## Random model tutorial


In this notebook, we present a more verbose version of the standard submission.py script, with the aim of explaining in detail how the main abstractions work and showing how easy it is to partecipate in the challenge. 

_NOTE_: this notebook is meant as a coding guide to the evaluation script, and a walk-through baseline submission to explain how to partecipate in the challenge.
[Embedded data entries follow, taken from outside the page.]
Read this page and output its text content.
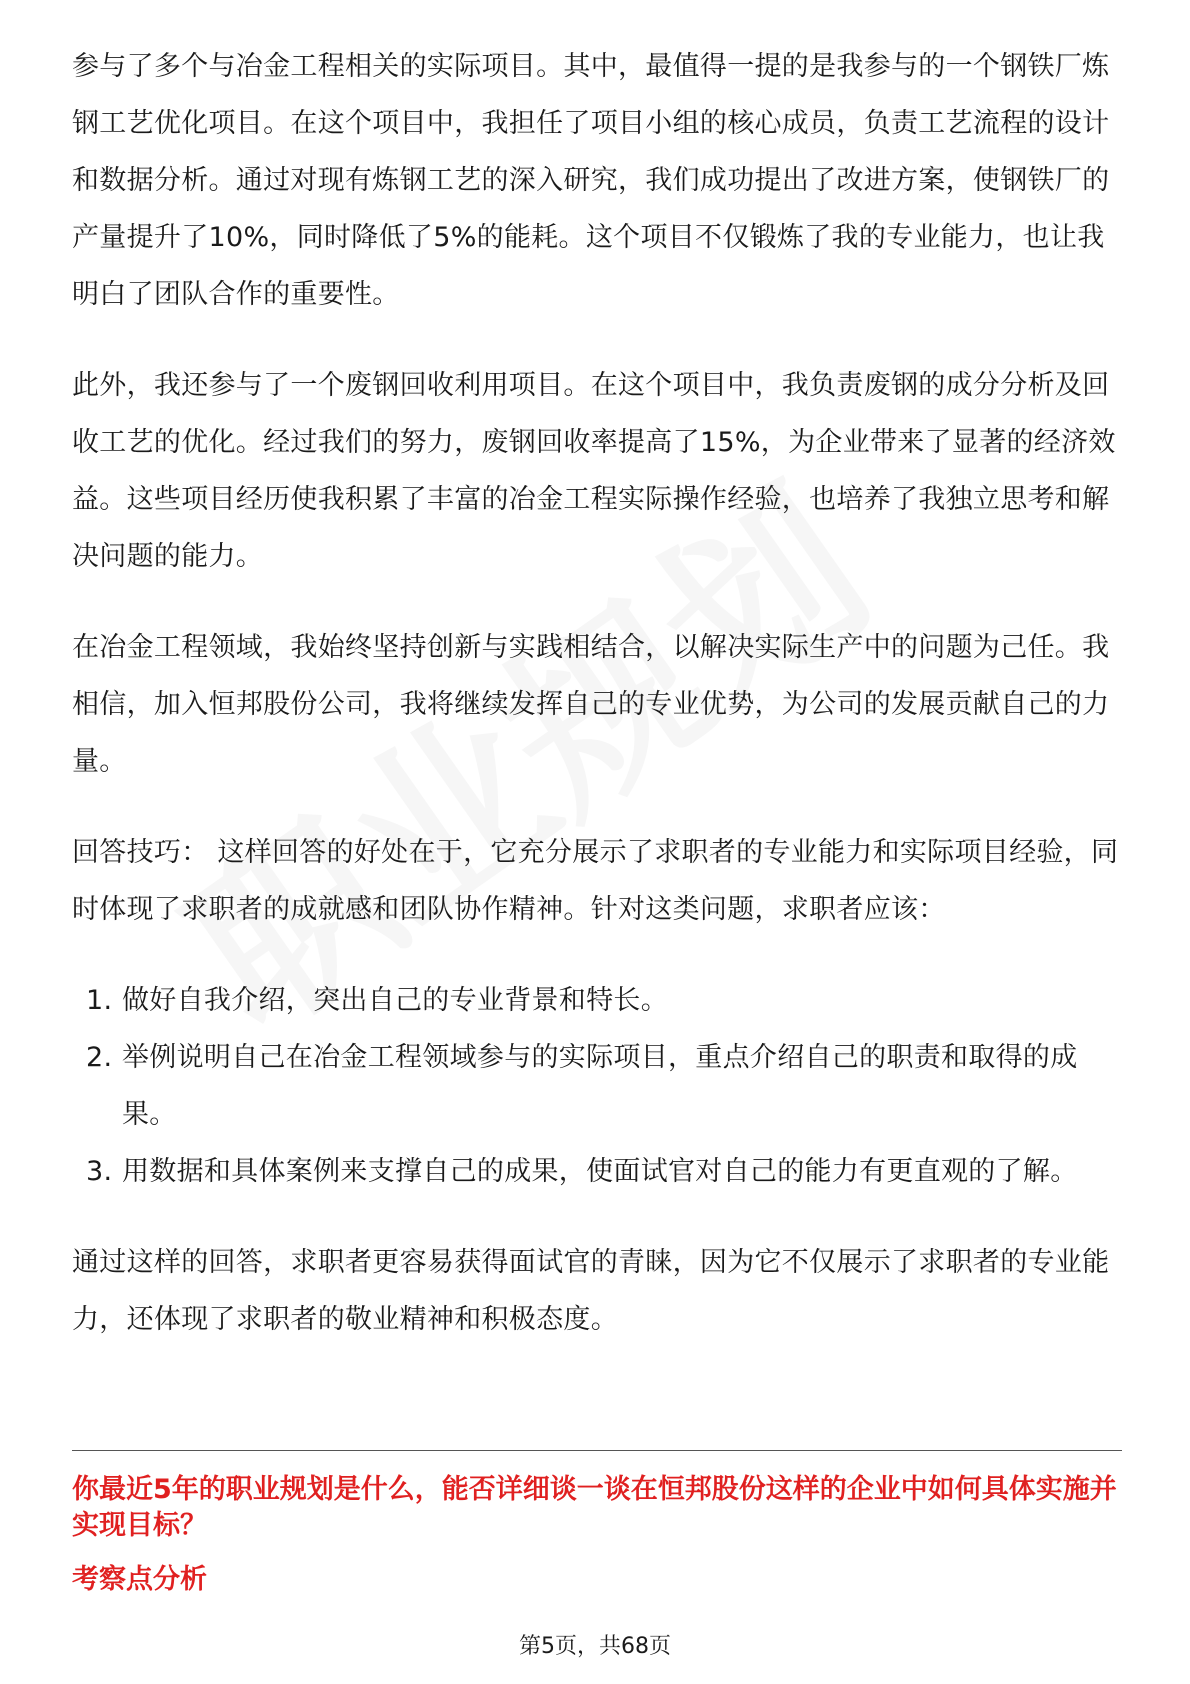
参与了多个与冶金工程相关的实际项目。其中，最值得一提的是我参与的一个钢铁厂炼钢工艺优化项目。在这个项目中，我担任了项目小组的核心成员，负责工艺流程的设计和数据分析。通过对现有炼钢工艺的深入研究，我们成功提出了改进方案，使钢铁厂的产量提升了10%，同时降低了5%的能耗。这个项目不仅锻炼了我的专业能力，也让我明白了团队合作的重要性。

此外，我还参与了一个废钢回收利用项目。在这个项目中，我负责废钢的成分分析及回收工艺的优化。经过我们的努力，废钢回收率提高了15%，为企业带来了显著的经济效益。这些项目经历使我积累了丰富的冶金工程实际操作经验，也培养了我独立思考和解决问题的能力。

在冶金工程领域，我始终坚持创新与实践相结合，以解决实际生产中的问题为己任。我相信，加入恒邦股份公司，我将继续发挥自己的专业优势，为公司的发展贡献自己的力量。

回答技巧： 这样回答的好处在于，它充分展示了求职者的专业能力和实际项目经验，同时体现了求职者的成就感和团队协作精神。针对这类问题，求职者应该：

1. 做好自我介绍，突出自己的专业背景和特长。
2. 举例说明自己在冶金工程领域参与的实际项目，重点介绍自己的职责和取得的成果。
3. 用数据和具体案例来支撑自己的成果，使面试官对自己的能力有更直观的了解。

通过这样的回答，求职者更容易获得面试官的青睐，因为它不仅展示了求职者的专业能力，还体现了求职者的敬业精神和积极态度。

你最近5年的职业规划是什么，能否详细谈一谈在恒邦股份这样的企业中如何具体实施并实现目标？

考察点分析

第5页，共68页
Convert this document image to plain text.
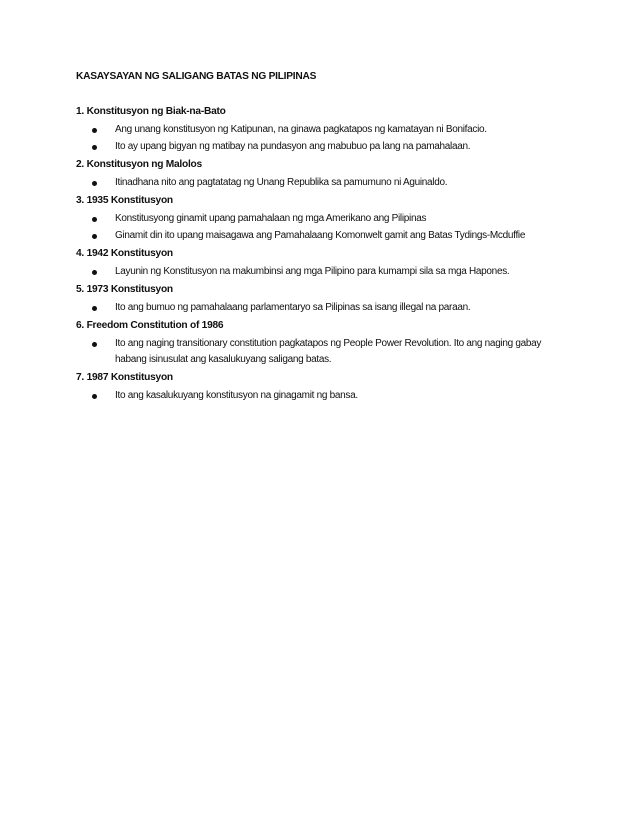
KASAYSAYAN NG SALIGANG BATAS NG PILIPINAS
1. Konstitusyon ng Biak-na-Bato
Ang unang konstitusyon ng Katipunan, na ginawa pagkatapos ng kamatayan ni Bonifacio.
Ito ay upang bigyan ng matibay na pundasyon ang mabubuo pa lang na pamahalaan.
2. Konstitusyon ng Malolos
Itinadhana nito ang pagtatatag ng Unang Republika sa pamumuno ni Aguinaldo.
3. 1935 Konstitusyon
Konstitusyong ginamit upang pamahalaan ng mga Amerikano ang Pilipinas
Ginamit din ito upang maisagawa ang Pamahalaang Komonwelt gamit ang Batas Tydings-Mcduffie
4. 1942 Konstitusyon
Layunin ng Konstitusyon na makumbinsi ang mga Pilipino para kumampi sila sa mga Hapones.
5. 1973 Konstitusyon
Ito ang bumuo ng pamahalaang parlamentaryo sa Pilipinas sa isang illegal na paraan.
6. Freedom Constitution of 1986
Ito ang naging transitionary constitution pagkatapos ng People Power Revolution. Ito ang naging gabay habang isinusulat ang kasalukuyang saligang batas.
7. 1987 Konstitusyon
Ito ang kasalukuyang konstitusyon na ginagamit ng bansa.
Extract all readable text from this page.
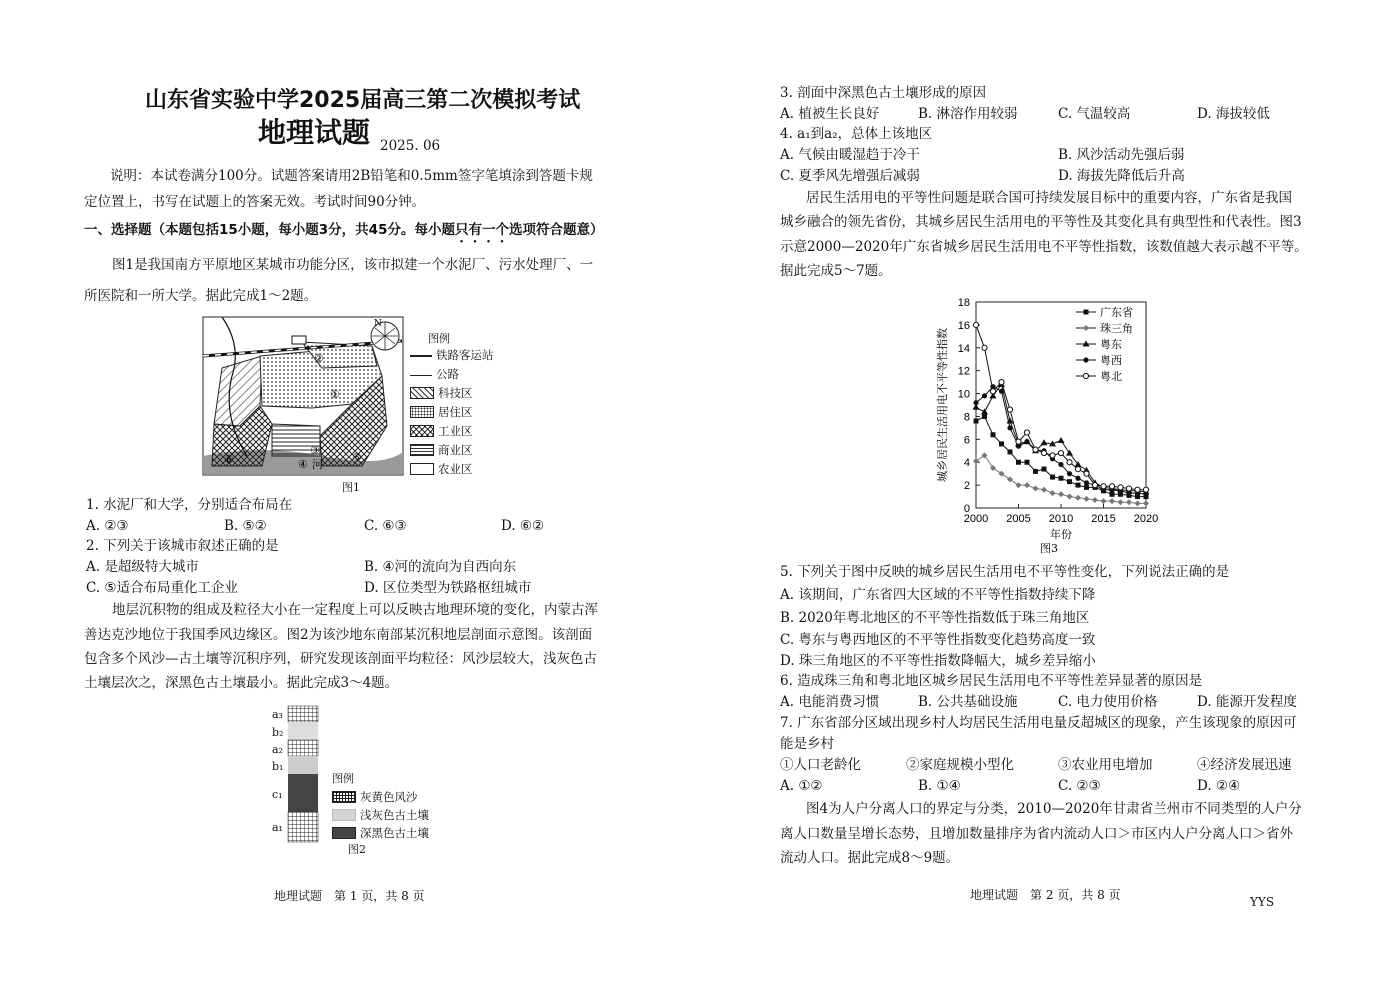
山东省实验中学2025届高三第二次模拟考试
地理试题 2025. 06
说明：本试卷满分100分。试题答案请用2B铅笔和0.5mm签字笔填涂到答题卡规
定位置上，书写在试题上的答案无效。考试时间90分钟。
一、选择题（本题包括15小题，每小题3分，共45分。每小题只有一个选项符合题意）
图1是我国南方平原地区某城市功能分区，该市拟建一个水泥厂、污水处理厂、一
所医院和一所大学。据此完成1～2题。
N
②
①
③
⑤
⑥	④ 河
图例
铁路客运站
公路
科技区
居住区
工业区
商业区
农业区
图1
1. 水泥厂和大学，分别适合布局在
A. ②③	B. ⑤②	C. ⑥③	D. ⑥②
2. 下列关于该城市叙述正确的是
A. 是超级特大城市	B. ④河的流向为自西向东
C. ⑤适合布局重化工企业	D. 区位类型为铁路枢纽城市
地层沉积物的组成及粒径大小在一定程度上可以反映古地理环境的变化，内蒙古浑
善达克沙地位于我国季风边缘区。图2为该沙地东南部某沉积地层剖面示意图。该剖面
包含多个风沙—古土壤等沉积序列，研究发现该剖面平均粒径：风沙层较大，浅灰色古
土壤层次之，深黑色古土壤最小。据此完成3～4题。
a₃
b₂
a₂
b₁
c₁
a₁
图例
灰黄色风沙
浅灰色古土壤
深黑色古土壤
图2
地理试题　第 1 页，共 8 页
3. 剖面中深黑色古土壤形成的原因
A. 植被生长良好	B. 淋溶作用较弱	C. 气温较高	D. 海拔较低
4. a₁到a₂，总体上该地区
A. 气候由暖湿趋于冷干	B. 风沙活动先强后弱
C. 夏季风先增强后减弱	D. 海拔先降低后升高
居民生活用电的平等性问题是联合国可持续发展目标中的重要内容，广东省是我国
城乡融合的领先省份，其城乡居民生活用电的平等性及其变化具有典型性和代表性。图3
示意2000—2020年广东省城乡居民生活用电不平等性指数，该数值越大表示越不平等。
据此完成5～7题。
0
2
4
6
8
10
12
14
16
18
2000 2005 2010 2015 2020
年份
城乡居民生活用电不平等性指数
图3
广东省
珠三角
粤东
粤西
粤北
5. 下列关于图中反映的城乡居民生活用电不平等性变化，下列说法正确的是
A. 该期间，广东省四大区域的不平等性指数持续下降
B. 2020年粤北地区的不平等性指数低于珠三角地区
C. 粤东与粤西地区的不平等性指数变化趋势高度一致
D. 珠三角地区的不平等性指数降幅大，城乡差异缩小
6. 造成珠三角和粤北地区城乡居民生活用电不平等性差异显著的原因是
A. 电能消费习惯	B. 公共基础设施	C. 电力使用价格	D. 能源开发程度
7. 广东省部分区域出现乡村人均居民生活用电量反超城区的现象，产生该现象的原因可
能是乡村
①人口老龄化	②家庭规模小型化	③农业用电增加	④经济发展迅速
A. ①②	B. ①④	C. ②③	D. ②④
图4为人户分离人口的界定与分类，2010—2020年甘肃省兰州市不同类型的人户分
离人口数量呈增长态势，且增加数量排序为省内流动人口＞市区内人户分离人口＞省外
流动人口。据此完成8～9题。
地理试题　第 2 页，共 8 页	YYS
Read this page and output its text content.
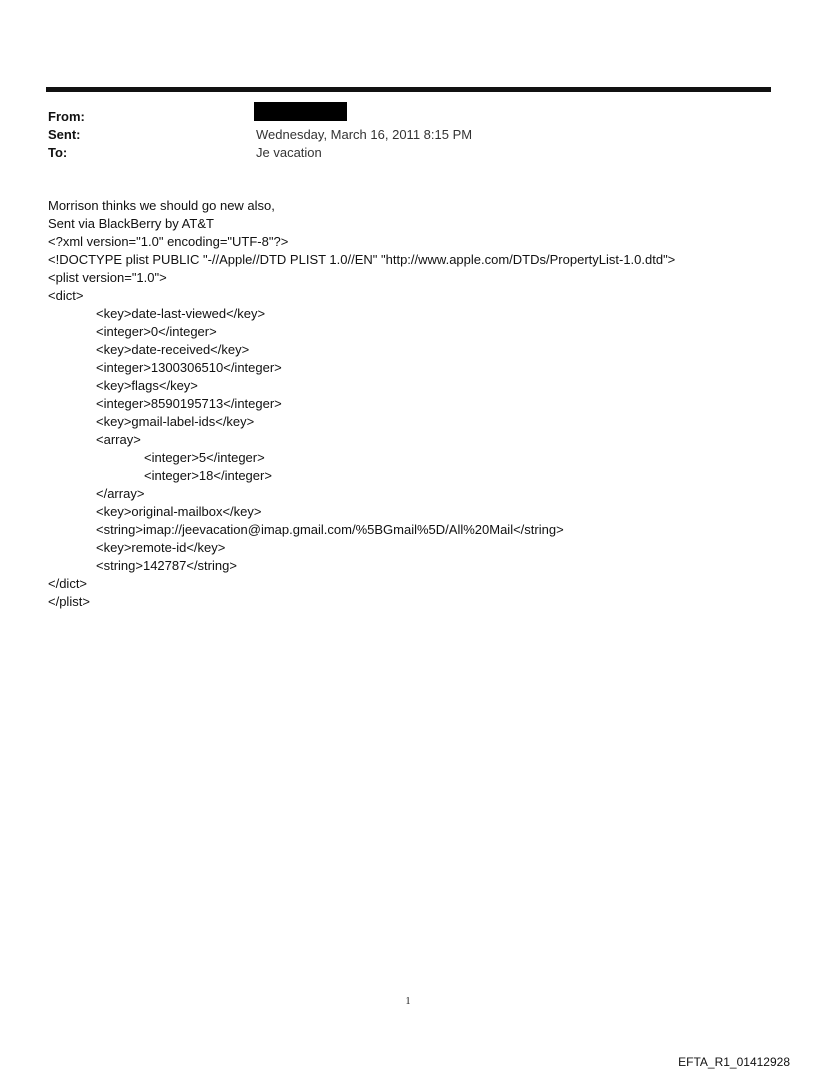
From:
Sent:	Wednesday, March 16, 2011 8:15 PM
To:	Je vacation
Morrison thinks we should go new also,
Sent via BlackBerry by AT&T
<?xml version="1.0" encoding="UTF-8"?>
<!DOCTYPE plist PUBLIC "-//Apple//DTD PLIST 1.0//EN" "http://www.apple.com/DTDs/PropertyList-1.0.dtd">
<plist version="1.0">
<dict>
<key>date-last-viewed</key>
<integer>0</integer>
<key>date-received</key>
<integer>1300306510</integer>
<key>flags</key>
<integer>8590195713</integer>
<key>gmail-label-ids</key>
<array>
<integer>5</integer>
<integer>18</integer>
</array>
<key>original-mailbox</key>
<string>imap://jeevacation@imap.gmail.com/%5BGmail%5D/All%20Mail</string>
<key>remote-id</key>
<string>142787</string>
</dict>
</plist>
1
EFTA_R1_01412928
While you're free to experiment with this or other notebooks and even submit to the leaderboard from here, the _final_ submission should comply with the template scripts, as explained in the README.

Please contact the organizers on Slack should you have any doubt.

In [None]:
%load_ext autoreload
%autoreload 2

In [None]:
import os
import sys
sys.path.insert(0, '../')

_Basic imports, read the credentials from the env file_

In [None]:
import numpy as np
import pandas as pd
from dotenv import load_dotenv

load_dotenv('../upload.env')

EMAIL = os.getenv('EMAIL')  # the e-mail you used to sign up
assert EMAIL != '' and EMAIL is not None
BUCKET_NAME = os.getenv('BUCKET_NAME') # you received it in your e-mail
PARTICIPANT_ID = os.getenv('PARTICIPANT_ID') # you received it in your e-mail
AWS_ACCESS_KEY = os.getenv('AWS_ACCESS_KEY') # you received it in your e-mail
AWS_SECRET_KEY = os.getenv('AWS_SECRET_KEY') # you received it in your e-mail
UPLOAD = bool(os.getenv('UPLOAD'))  # it's a boolean, True if you want to upload your submission
LIMIT = int(os.getenv('LIMIT'))  # limit the number of test cases, for quick tests / iterations. 0 for no limit

print("Submission will be uploaded: {}".format(UPLOAD))
if LIMIT > 0:
    print("WARNING: only {} test cases will be used".format(LIMIT))

_NOTE: as long as there is a limit specified, the runner won't upload results: make sure to have LIMIT=0 when you want to submit to the leaderboard!_

In [None]:
from evaluation.EvalRSRunner import EvalRSRunner

_Declare our model, in this case, a random generator: any model needs to include an implementation of "predict", taking user IDs as input and returning a DataFrame with predictions as output._

In [None]:
class RandomModel:
    def __init__(self, items: pd.DataFrame):
        self.items = items

    def predict(self, user_ids: pd.DataFrame, k=20) -> pd.DataFrame:
        user_ids = user_ids['user_id'].values
        num_users = len(user_ids)
        pred = self.items.sample(n=k*num_users, replace=True)['track_id'].values
        pred = pred.reshape(num_users, k )
        pred = np.concatenate((np.array(user_ids).reshape(-1,1), pred), axis=1)
        return pd.DataFrame(pred, columns=['user_id', *[ str(i) for i in range(k)]]).set_index('user_id')

_We inherit from EvalRSRunner, and implement the required method, train_model: train_model encapsulate all your training logic, and should return any model class, wrapping predictions as shown above._

RandomEvalRSRunner is the Python object that will run the evaluation loop and provide utility functions to access data assets, tests, and upload results to the leaderboard.

In [None]:
class RandomEvalRSRunner(EvalRSRunner):
    def train_model(self, train_df: pd.DataFrame):
        """
        Implement here your training logic. Since our example method is a simple random model,
        we actually don't use any training data to build the model, but you should ;-)

        At the end of training, you should return a model class that implements the `predict` method,
        as RandomModel does.
        """
        return RandomModel(self.df_tracks)

_We initiliaze the runner with our credentials_

In [None]:
runner = RandomEvalRSRunner(
    num_folds=4,
    aws_access_key_id=AWS_ACCESS_KEY,
    aws_secret_access_key=AWS_SECRET_KEY,
    participant_id=PARTICIPANT_ID,
    bucket_name=BUCKET_NAME,
    email=EMAIL)

_Let's inspect the main data assets first_

In [None]:
runner.df_tracks.head()

In [None]:
runner._get_train_set(3).head()

In [None]:
runner.df_users.head()

_Finally, we run the evaluation code_

In [None]:
runner.evaluate(upload=UPLOAD, limit=LIMIT)

### Final submission to the committee

Since this is a code competition, you'll be required to submit your repository for statistical tests. Please consult the README carefully to make sure your project complies with the rules and follows the provided template script.